Она неприятно рассмеялась, а у Вилли внезапно пропал весь пыл, и он снова съежился. Разумеется, ни про какие конфеты он в магазине и не вспомнил, как и про то, что у него сегодня день рождения.
– Нет, не взял, – всхлипнул он.
– Не расстраивайся так по пустякам, малыш. Завтра пойдешь опять на охоту и не забудешь про лакомства. В конце концов, что тебе терять? Как ни крути, а ты теперь малолетний преступник!
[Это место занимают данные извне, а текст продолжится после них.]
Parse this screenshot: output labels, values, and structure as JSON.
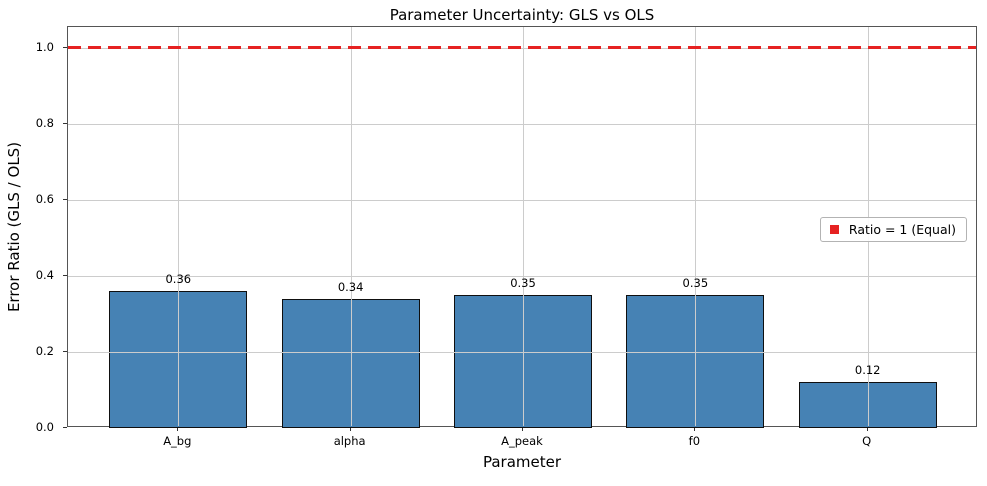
{
  "chart_data": {
    "type": "bar",
    "title": "Parameter Uncertainty: GLS vs OLS",
    "xlabel": "Parameter",
    "ylabel": "Error Ratio (GLS / OLS)",
    "categories": [
      "A_bg",
      "alpha",
      "A_peak",
      "f0",
      "Q"
    ],
    "values": [
      0.36,
      0.34,
      0.35,
      0.35,
      0.12
    ],
    "bar_value_labels": [
      "0.36",
      "0.34",
      "0.35",
      "0.35",
      "0.12"
    ],
    "yticks": [
      "0.0",
      "0.2",
      "0.4",
      "0.6",
      "0.8",
      "1.0"
    ],
    "ylim": [
      0,
      1.055
    ],
    "grid": true,
    "legend_position": "center right",
    "legend": [
      {
        "label": "Ratio = 1 (Equal)",
        "marker": "red-square"
      }
    ],
    "reference_line": {
      "y": 1.0,
      "style": "dashed",
      "label": "Ratio = 1 (Equal)"
    },
    "colors": {
      "bar_fill": "#4682b4",
      "bar_edge": "#0f0f0f",
      "reference_red": "#e62222",
      "grid": "#cccccc"
    }
  }
}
Попался Вилли уже на четвертый день – глупо, но вполне закономерно. Посылай его алчная мать «на дело» не ежедневно, а, скажем, раз в неделю, то оно, может, и продлилось бы дольше, но Перпетуя, познав вкус дармового вина, уже не могла угомониться. С самого утра ее потрепанный домишко оглашали зычные призывы хозяйки, обращенные к сыну:
– Эй, лежебока! А ну, поднимайся! Все бы тебе рожу в подушку давить! А о мамочке кто позаботится?
Шли каникулы, и школьникам, не занятым работой в крестьянских подворьях, дозволялось поспать подольше, но Вилли к их числу не относился. Ему нужно было брать сумку, пару грошей «для отмазки» и отправляться в супермаркет «заботиться о мамочке» и ее прожорливом сожителе.
Было бы в городке несколько больших магазинов, он мог бы посещать их поочередно и таким образом избежать излишнего внимания, но в середине пятидесятых годов двадцатого столетия небольшие городки западной Германии не могли похвастаться большим количеством торговых центров, время которых тогда только начиналось, зато полнились крошечными лавочками, торгующими «всем помаленьку». За прилавком в таких магазинчиках, именуемых в народе лавкой тети Эммы, часто стоял сам хозяин или его жена, все было на виду, и ни о каком тихом воровстве не могло быть и речи. Потому-то Вилли и зачастил в единственный супермаркет Фильсхофена.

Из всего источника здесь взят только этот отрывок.